Chapter 26: Parallel Algorithms: Fork-Join, Matrix Multiplication, and Merge Sort
Loading audio…
ⓘ This audio and summary are simplified educational interpretations and are not a substitute for the original text.
Execution is modeled as a computation DAG where vertices represent strands of sequential instructions and edges capture spawn, call, return, and sync dependencies, providing a rigorous foundation for the work-span model: work T₁ measures total operations as if run serially, span T∞ measures the longest dependency chain through the DAG, and the ratio T₁/T∞ defines parallelism — the theoretical upper bound on achievable speedup. Two fundamental laws constrain any P-processor execution: the Work Law (T_P ≥ T₁/P) and the Span Law (T_P ≥ T∞), while a greedy scheduler — one that assigns all ready tasks at every step — achieves T_P ≤ T₁/P + T∞, guaranteed to be within a factor of two of optimal. Parallel compositions take the max of subspans while series compositions sum them, enabling compositional analysis of recursive algorithms.

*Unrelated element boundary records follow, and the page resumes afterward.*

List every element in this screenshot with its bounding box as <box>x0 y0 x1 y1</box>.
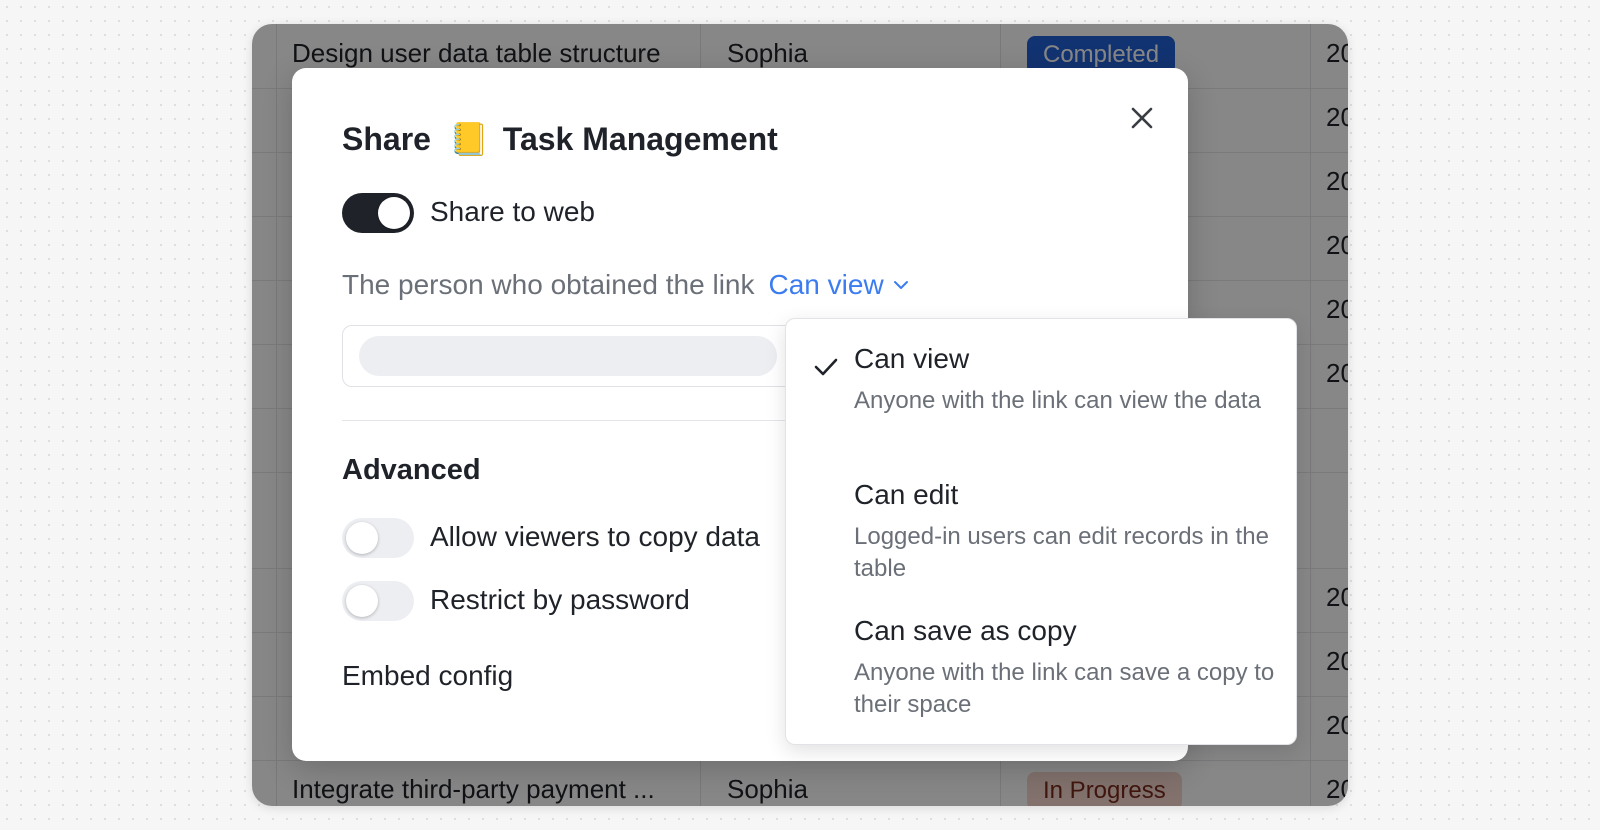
chevron-down-icon <box>893 281 908 289</box>
share-to-web-toggle[interactable] <box>342 193 414 233</box>
toggle-knob <box>346 522 378 554</box>
link-permission-row: The person who obtained the link Can vie… <box>342 269 910 301</box>
embed-config-link[interactable]: Embed config <box>342 660 513 692</box>
title-prefix: Share <box>342 120 431 157</box>
restrict-password-label: Restrict by password <box>430 584 690 615</box>
datasheet-name: Task Management <box>502 120 778 157</box>
option-description: Logged-in users can edit records in the … <box>854 523 1269 582</box>
permission-option-can-edit[interactable]: Can edit Logged-in users can edit record… <box>786 479 1296 591</box>
toggle-knob <box>346 585 378 617</box>
permission-option-can-save-as-copy[interactable]: Can save as copy Anyone with the link ca… <box>786 615 1296 727</box>
permission-menu: Can view Anyone with the link can view t… <box>785 318 1297 745</box>
restrict-password-toggle[interactable] <box>342 581 414 621</box>
close-icon <box>1131 107 1153 129</box>
close-button[interactable] <box>1126 102 1158 134</box>
permission-option-can-view[interactable]: Can view Anyone with the link can view t… <box>786 343 1296 455</box>
share-link-field[interactable] <box>342 325 804 387</box>
option-description: Anyone with the link can save a copy to … <box>854 659 1275 718</box>
option-title: Can save as copy <box>854 615 1077 646</box>
advanced-heading: Advanced <box>342 454 481 486</box>
permission-value: Can view <box>768 269 884 300</box>
permission-dropdown-trigger[interactable]: Can view <box>769 269 910 301</box>
link-permission-prefix: The person who obtained the link <box>342 269 755 300</box>
allow-copy-toggle[interactable] <box>342 518 414 558</box>
link-placeholder-skeleton <box>359 336 777 376</box>
option-description: Anyone with the link can view the data <box>854 387 1261 414</box>
option-title: Can view <box>854 343 970 374</box>
option-title: Can edit <box>854 479 959 510</box>
allow-copy-label: Allow viewers to copy data <box>430 521 760 552</box>
share-to-web-label: Share to web <box>430 196 595 227</box>
dialog-title: Share 📒 Task Management <box>342 120 778 158</box>
notebook-icon: 📒 <box>448 121 489 157</box>
check-icon <box>814 358 838 376</box>
toggle-knob <box>378 197 410 229</box>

Concrete examples illustrate the trade-offs: parallel Fibonacci achieves parallelism of Θ(φⁿ/n), recursive parallel matrix multiplication reduces span to Θ(log² n) with parallelism Θ(n³/log² n), Strassen's parallelization delivers even higher parallelism with span Θ(log² n), and parallel merge sort using a recursive parallel merge achieves span Θ(log³ n) and parallelism Θ(n/log² n) — far superior to a naïve version using serial merge. The chapter closes by addressing determinacy races, where unsynchronized concurrent reads and writes to shared memory produce nondeterministic results, emphasizing that correct parallel programs must ensure tasks operate on disjoint memory or share only read-only data.